Castle Hall says: “If this is true – and, as alleged, EY did rely on indirect confirmation of cash balances and documents given to them by Wirecard themselves – then this is an audit failure that, in our view, could reach the level of Enron. It is imperative for any auditor to independently confirm cash balances direct with the banking institution. This must especially be the case in a situation where there clearly is rumour and uncertainty around the company: cash should have been the number one audit risk when EY were planning their engagement. We reserve judgement until more facts emerge. However, in Castle Hall’s diligence work, we have seen other examples where auditors apparently accept documents given to them by the asset manager as audit “evidence”, notably in private market strategies.”

Quality of business operations

  • Wirecard seems to have been ineffective in its own internal controls. In late 2019, KPMG was hired to complete a forensic examination of Wirecard’s accounting. The KPMG report had revealed a “complex process” and “missing paperwork”. The paper says: “Once more, it is quite staggering that a DAX 30 public company was apparently relying on third party spreadsheets with little to no underlying detail to book millions of dollars of revenue. It is also alarming that, based on these FT reports, EY were seemingly prepared to continue to audit underlying account records with this alleged lack of detail or support for material revenue.”

For its due diligence on asset managers, Castle Hall says it needs to assess whether the manager has an appropriate accounting system and an adequately staffed backoffice with a qualified COO or CFO. It also strongly supports the appointment of a third-party administrator whose fees are paid for by the fund’s investors, to create a higher level of control and investor protection.

The common sense ‘smell’ test

  • For investors, there must always be a question of whether a strategy seems plausible and, especially, an understanding of what it is that allows a certain manager to report superior performance to other experienced, top tier asset managers. Investors should always understand the source and drivers of outperformance and be comfortable that it is simply not too good to be true.

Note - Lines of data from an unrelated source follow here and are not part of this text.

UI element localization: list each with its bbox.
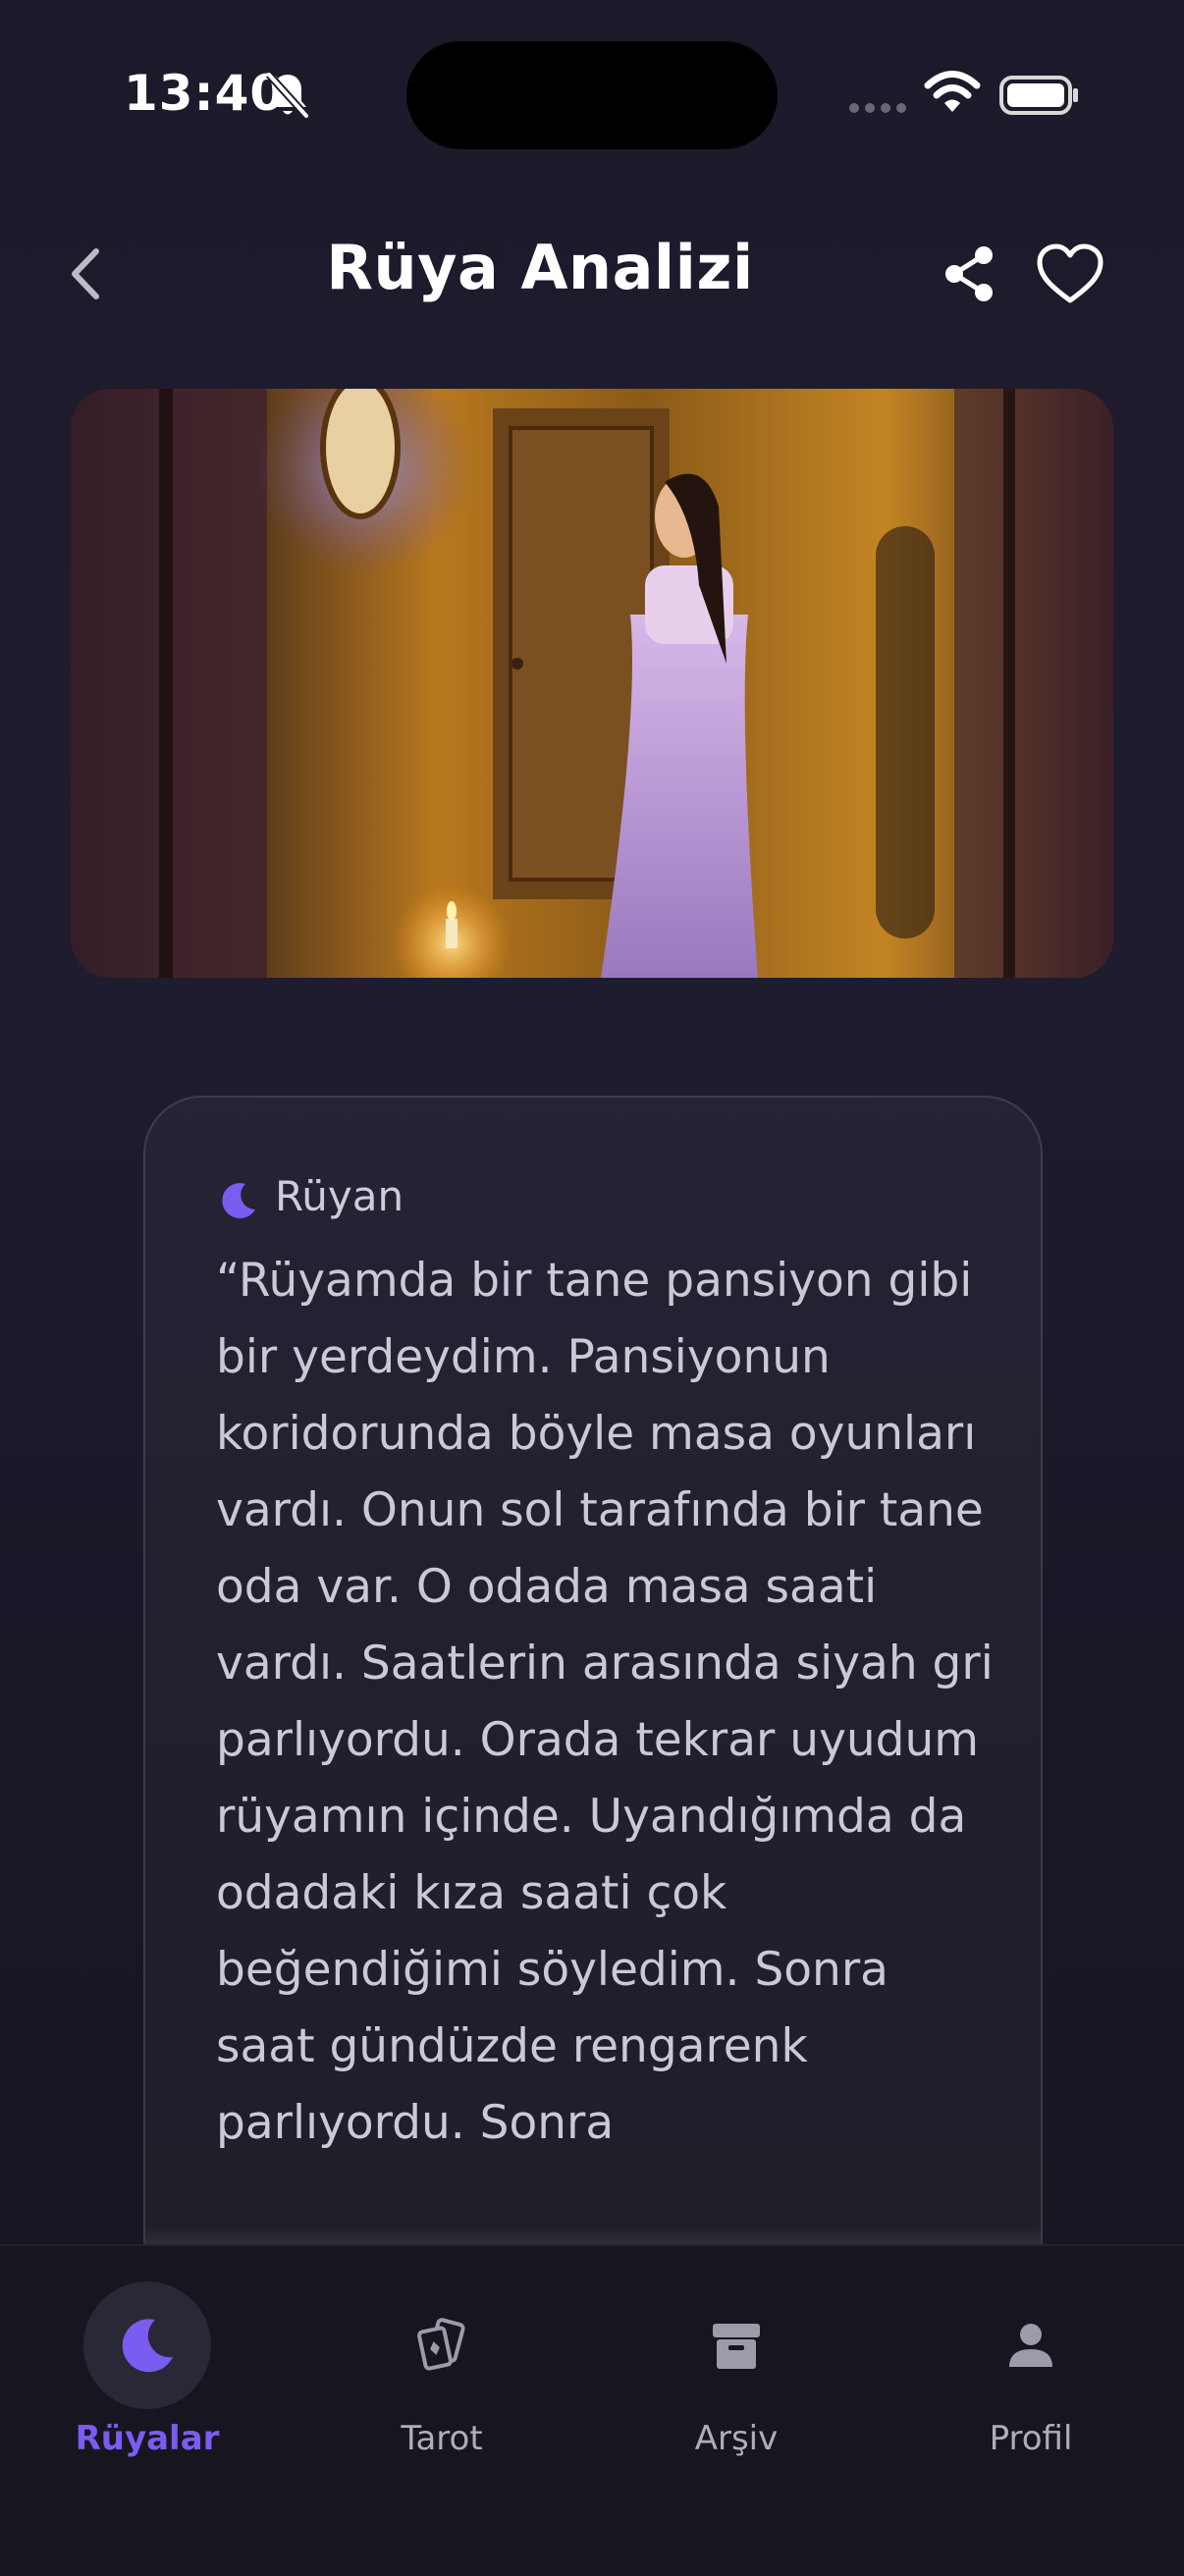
dynamic-island: [406, 41, 778, 149]
dream-illustration: [71, 389, 1113, 978]
nav-item-archive[interactable]: Arşiv: [589, 2246, 884, 2501]
nav-icon-background: [378, 2281, 506, 2409]
nav-item-tarot[interactable]: Tarot: [295, 2246, 589, 2501]
battery-icon: [999, 76, 1078, 115]
nav-icon-background: [673, 2281, 800, 2409]
nav-icon-background: [967, 2281, 1095, 2409]
bell-muted-icon: [266, 72, 309, 119]
status-time: 13:40: [124, 65, 286, 122]
nav-label-archive: Arşiv: [694, 2419, 779, 2458]
dream-card: Rüyan “Rüyamda bir tane pansiyon gibi bi…: [143, 1096, 1043, 2295]
nav-label-dreams: Rüyalar: [75, 2419, 220, 2458]
dream-text: “Rüyamda bir tane pansiyon gibi bir yerd…: [216, 1254, 994, 2150]
archive-box-icon: [713, 2324, 760, 2369]
dream-label: Rüyan: [275, 1172, 404, 1220]
nav-label-profile: Profil: [989, 2419, 1073, 2458]
tarot-cards-icon: [417, 2318, 465, 2371]
page-title: Rüya Analizi: [326, 232, 754, 303]
favorite-heart-icon[interactable]: [1035, 242, 1105, 306]
signal-dots-icon: [849, 103, 906, 113]
wifi-icon: [924, 71, 981, 112]
moon-icon: [222, 1183, 255, 1219]
nav-label-tarot: Tarot: [401, 2419, 483, 2458]
nav-icon-background: [83, 2281, 211, 2409]
nav-item-dreams[interactable]: Rüyalar: [0, 2246, 295, 2501]
dream-scene-image: [71, 389, 1113, 978]
person-icon: [1009, 2324, 1052, 2367]
bottom-nav: Rüyalar Tarot Arşiv Profil: [0, 2244, 1184, 2576]
share-icon[interactable]: [937, 242, 1001, 306]
nav-item-profile[interactable]: Profil: [884, 2246, 1178, 2501]
moon-icon: [122, 2319, 173, 2373]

Exactly how did Wirecard make its money? It seems that a key part of the firm’s business was working with acquirors who held banking licences in various countries where Wirecard itself was not regulated as a financial entity. Wirecard then stepped “behind” the acquirors to process the credit card transactions passed through. However, even though these acquirors were third-party companies (assuming they did actually exist), Wirecard appears to have, in essence consolidated their revenues 100 per cent as if they were wholly owned.

The cult of the CEO

  • Markus Braun became CEO of Wirecard in 2002. Braun was the dominant face of the company, and a shining tech billionaire. The FT reported: “Mr Braun, a former management consultant, cloaked himself in a formality that stood out in the casual atmosphere of a technology company. He secluded himself on a floor where key card access was only available to senior management, their assistants, and the team that dealt with high-risk payments processing for online gambling.” Similarly, the Wall Street Journal reported: “Markus Braun was the self-styled visionary behind German payments giant Wirecard AG. An instantly recognizable fixture at tech conferences, recently adopting Steve Jobs-style black turtlenecks, Mr Braun became known for grand predictions about the future of payments, big data and artificial intelligence”.

The Castle Hall paper says: “[The late] Steve Jobs shows us that visionary companies have visionary leaders: but, equally, an effective business will have a broad executive management team. Following this point, in asset management, it is always important to consider the depth of both the investment and business management teams – although we recognize that, especially for smaller asset managers, there may be no succession plan as the manager is wholly dependent on the founding principal to remain in business.”